Ketika Hillary Clinton berpidato di Konvensi Nasional Demokrat pada tahun 2016 sebagai wanita pertama yang dinominasikan untuk jabatan presiden oleh partai besar, dia diperkenalkan dengan video montase semua pria yang pernah memegang jabatan tersebut sampai saat itu. Saat dia muncul di layar, montase itu hancur berkeping-keping dengan suara kaca pecah.
Itu bukanlah pesan halus. “Kami baru saja membuat retakan terbesar di langit-langit kaca itu,” kata Clinton.
Delapan tahun kemudian, wanita kedua yang meraih nominasi Partai Demokrat memilih untuk pergi ke arah yang berbeda. Dia tidak fokus pada gender-nya, atau pada kenyataan bahwa, jika dia menang, dia akan menjadi presiden kulit hitam kedua dan pertama Asia Selatan.
Slogan kampanye Clinton adalah “Saya bersamanya”, dan dia mengenakan setelan celana putih sebagai referensi gerakan sufrajette. Tapi Kamala Harris telah membuatnya menjadi titik untuk menghindari pertanyaan tentang gender-nya – dan ras-nya – terkadang tampak jelas terganggu oleh mereka.
“Pertanyaan berikutnya, tolong,” Harris menjawab selama wawancara televisi pertamanya dengan rekan satu timnya Tim Walz ketika diminta untuk merespons komentar kandidat Republik, Donald Trump bahwa dia telah “menjadi hitam”.
Ini adalah strategi yang mendahului presiden. Pada tahun 2017, misalnya, ketika dia adalah jaksa agung California, para wartawan bertanya padanya bagaimana rasanya menjadi wanita pertama dalam pekerjaan itu.
Dia terkenal menjawab: “Saya benar-benar tidak tahu bagaimana menjawab pertanyaan itu karena Anda lihat, saya selalu menjadi seorang wanita, tapi saya yakin seorang pria juga bisa melakukan pekerjaan itu dengan baik.”

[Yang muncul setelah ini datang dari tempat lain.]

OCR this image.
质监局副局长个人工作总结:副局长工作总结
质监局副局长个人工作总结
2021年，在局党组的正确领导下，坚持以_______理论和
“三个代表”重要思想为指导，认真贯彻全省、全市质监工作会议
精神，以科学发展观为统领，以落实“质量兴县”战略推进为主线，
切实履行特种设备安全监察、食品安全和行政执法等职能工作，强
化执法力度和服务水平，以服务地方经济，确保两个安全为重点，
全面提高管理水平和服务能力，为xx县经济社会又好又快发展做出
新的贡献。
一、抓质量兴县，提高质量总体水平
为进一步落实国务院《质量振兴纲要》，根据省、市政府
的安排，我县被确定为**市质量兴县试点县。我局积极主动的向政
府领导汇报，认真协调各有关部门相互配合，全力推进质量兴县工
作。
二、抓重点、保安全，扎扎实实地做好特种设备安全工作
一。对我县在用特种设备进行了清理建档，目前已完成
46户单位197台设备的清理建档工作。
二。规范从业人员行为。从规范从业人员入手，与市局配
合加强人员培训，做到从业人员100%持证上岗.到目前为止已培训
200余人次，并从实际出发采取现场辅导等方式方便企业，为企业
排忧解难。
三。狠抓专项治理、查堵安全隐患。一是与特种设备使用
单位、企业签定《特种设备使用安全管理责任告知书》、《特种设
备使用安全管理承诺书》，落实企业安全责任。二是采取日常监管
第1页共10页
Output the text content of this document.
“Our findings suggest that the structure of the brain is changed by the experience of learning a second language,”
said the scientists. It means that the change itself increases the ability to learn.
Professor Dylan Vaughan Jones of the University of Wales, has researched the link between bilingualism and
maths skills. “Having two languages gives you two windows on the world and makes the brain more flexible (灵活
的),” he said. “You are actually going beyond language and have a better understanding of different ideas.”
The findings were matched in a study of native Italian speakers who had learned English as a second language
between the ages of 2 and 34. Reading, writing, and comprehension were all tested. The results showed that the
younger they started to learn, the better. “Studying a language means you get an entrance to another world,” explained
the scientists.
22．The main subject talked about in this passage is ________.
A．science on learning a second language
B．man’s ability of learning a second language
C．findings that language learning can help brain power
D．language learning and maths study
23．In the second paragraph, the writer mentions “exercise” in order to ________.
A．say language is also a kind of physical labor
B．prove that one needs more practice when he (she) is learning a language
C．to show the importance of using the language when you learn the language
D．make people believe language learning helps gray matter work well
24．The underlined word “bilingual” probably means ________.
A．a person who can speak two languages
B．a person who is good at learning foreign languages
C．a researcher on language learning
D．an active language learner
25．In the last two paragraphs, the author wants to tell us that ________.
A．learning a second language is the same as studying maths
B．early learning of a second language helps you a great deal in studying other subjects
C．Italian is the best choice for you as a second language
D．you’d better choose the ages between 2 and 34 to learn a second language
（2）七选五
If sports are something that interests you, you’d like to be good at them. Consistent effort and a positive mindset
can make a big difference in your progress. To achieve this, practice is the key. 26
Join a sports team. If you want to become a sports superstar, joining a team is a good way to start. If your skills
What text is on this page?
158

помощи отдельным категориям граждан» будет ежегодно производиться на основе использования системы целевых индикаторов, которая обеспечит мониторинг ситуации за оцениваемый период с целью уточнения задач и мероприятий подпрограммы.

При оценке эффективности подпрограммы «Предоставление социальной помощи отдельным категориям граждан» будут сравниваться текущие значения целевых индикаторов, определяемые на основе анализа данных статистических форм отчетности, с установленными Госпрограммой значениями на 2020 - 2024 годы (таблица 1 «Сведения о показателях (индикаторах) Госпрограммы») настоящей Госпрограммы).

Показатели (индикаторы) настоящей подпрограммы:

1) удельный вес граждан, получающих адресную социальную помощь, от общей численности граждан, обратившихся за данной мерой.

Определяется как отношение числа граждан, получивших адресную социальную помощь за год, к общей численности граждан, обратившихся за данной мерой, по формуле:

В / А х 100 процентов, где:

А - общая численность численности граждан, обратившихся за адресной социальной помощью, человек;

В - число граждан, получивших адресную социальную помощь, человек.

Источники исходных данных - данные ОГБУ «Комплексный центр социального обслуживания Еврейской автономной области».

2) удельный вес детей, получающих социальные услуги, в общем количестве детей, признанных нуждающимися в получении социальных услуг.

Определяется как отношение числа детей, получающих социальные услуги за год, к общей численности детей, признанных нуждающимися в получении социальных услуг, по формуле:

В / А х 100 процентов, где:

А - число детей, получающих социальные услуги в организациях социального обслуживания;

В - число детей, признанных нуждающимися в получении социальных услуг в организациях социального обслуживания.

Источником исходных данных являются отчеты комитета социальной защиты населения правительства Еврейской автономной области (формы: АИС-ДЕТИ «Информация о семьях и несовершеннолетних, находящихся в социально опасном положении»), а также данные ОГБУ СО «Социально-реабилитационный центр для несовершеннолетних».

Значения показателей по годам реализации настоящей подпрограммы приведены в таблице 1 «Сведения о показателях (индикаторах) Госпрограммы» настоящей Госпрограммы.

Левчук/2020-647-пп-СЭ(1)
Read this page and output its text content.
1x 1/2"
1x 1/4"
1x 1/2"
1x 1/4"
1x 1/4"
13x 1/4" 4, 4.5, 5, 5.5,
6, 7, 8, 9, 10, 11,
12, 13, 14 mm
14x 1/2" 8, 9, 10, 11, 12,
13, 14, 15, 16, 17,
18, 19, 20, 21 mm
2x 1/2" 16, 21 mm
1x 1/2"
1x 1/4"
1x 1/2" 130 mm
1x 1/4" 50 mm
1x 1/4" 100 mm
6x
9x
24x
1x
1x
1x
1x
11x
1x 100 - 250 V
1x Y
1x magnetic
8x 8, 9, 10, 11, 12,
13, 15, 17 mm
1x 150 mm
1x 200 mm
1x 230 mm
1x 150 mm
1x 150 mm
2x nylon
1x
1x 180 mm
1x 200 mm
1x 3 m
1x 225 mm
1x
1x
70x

Meskipun tidak diragukan lagi bahwa pencalonan Harris adalah sejarah dalam lebih dari satu cara, dia dengan sengaja mengurangi aspek kampanye yang berfokus pada identitasnya lebih diutamakan dari pada memasarkan dirinya sebagai seorang kandidat untuk “semua orang”.
[Byte exceeded. For the full text, please refer to the original input question.]